Der wohnungspolitische Sprecher der Unionsfraktion, Kai Wegner, hat die Wohnraumoffensive der Bundesregierung gegen Kritik verteidigt.

Die Bundesregierung habe die soziale Wohnraumförderung grundgesetzlich abgesichert, sagte der CDU-Politiker am Dienstag (23. Februar) im RBB-Inforadio. Zudem gebe man den Ländern in dieser Legislaturperiode fünf Milliarden Euro für die soziale Wohnungsförderung.

„Ich wünsche mir, dass die Länder diese Mittel auch verwenden.

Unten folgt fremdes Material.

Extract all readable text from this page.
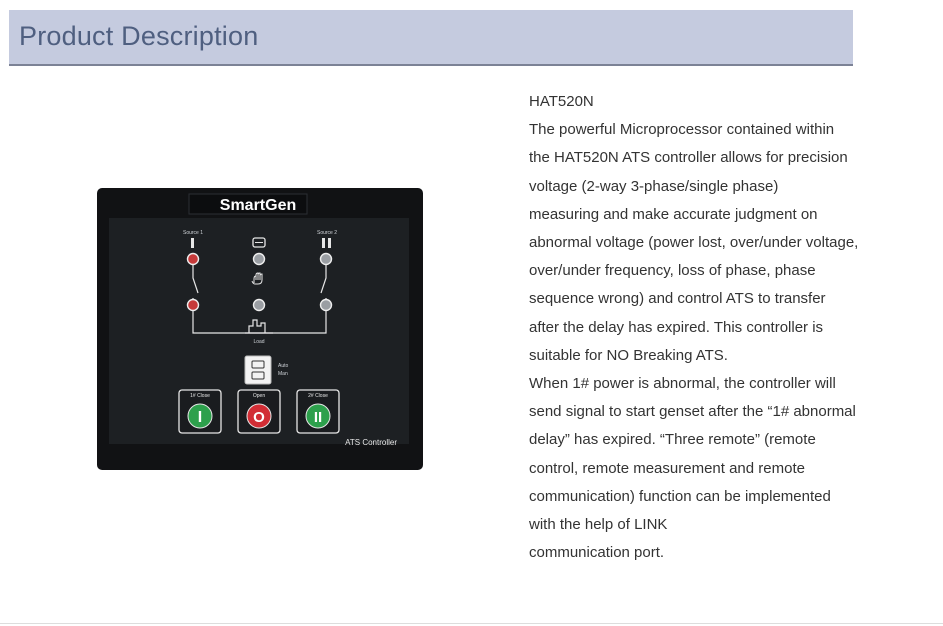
Product Description
SmartGen
Source 1	Source 2
Load
Auto
Man
1# Close
I
Open
O
2# Close
II
ATS Controller

HAT520N

The powerful Microprocessor contained within the HAT520N ATS controller allows for precision voltage (2-way 3-phase/single phase)

measuring and make accurate judgment on abnormal voltage (power lost, over/under voltage, over/under frequency, loss of phase, phase sequence wrong) and control ATS to transfer after the delay has expired. This controller is suitable for NO Breaking ATS.

When 1# power is abnormal, the controller will send signal to start genset after the “1# abnormal delay” has expired. “Three remote” (remote control, remote measurement and remote communication) function can be implemented with the help of LINK

communication port.
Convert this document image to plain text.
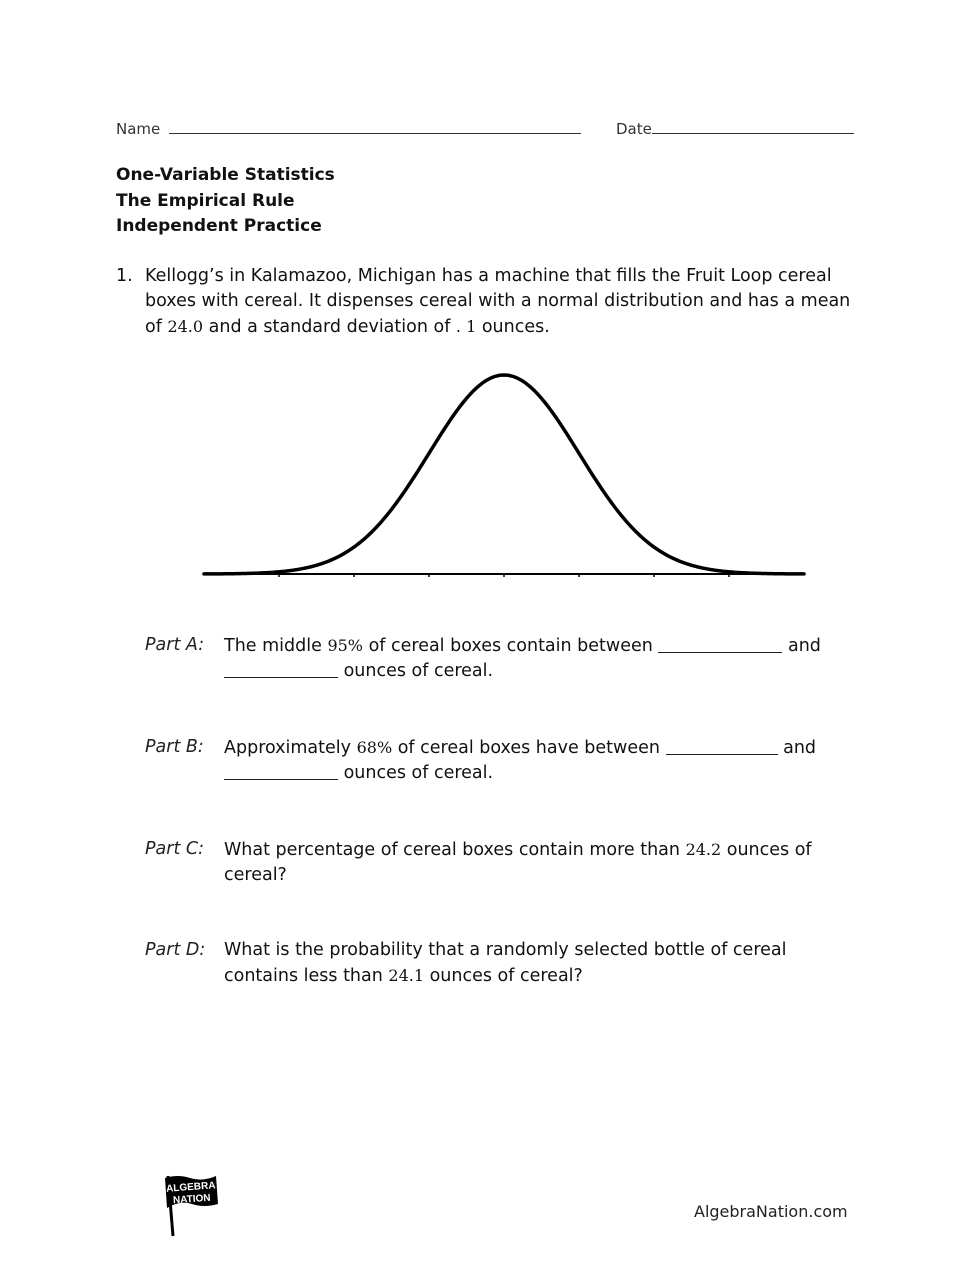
Name	Date
One-Variable Statistics
The Empirical Rule
Independent Practice
1. Kellogg’s in Kalamazoo, Michigan has a machine that fills the Fruit Loop cereal boxes with cereal. It dispenses cereal with a normal distribution and has a mean of 24.0 and a standard deviation of . 1 ounces.
Part A: The middle 95% of cereal boxes contain between	and
ounces of cereal.
Part B: Approximately 68% of cereal boxes have between	and
ounces of cereal.
Part C: What percentage of cereal boxes contain more than 24.2 ounces of cereal?
Part D: What is the probability that a randomly selected bottle of cereal contains less than 24.1 ounces of cereal?
ALGEBRA
NATION
AlgebraNation.com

Bund, Länder und Kommunen sind gemeinsam verantwortlich, dass mehr gebaut wird. Dass wir mehr Bauland haben, auch und gerade im sozialen Wohnungsbau.“

Grüne beklagen Leerstand und hohe Mieten

Die Grünen haben vor dem Wohngipfel der Bundesregierung einen entschlosseneren Einsatz gegen Leerstand und hohe Mieten verlangt.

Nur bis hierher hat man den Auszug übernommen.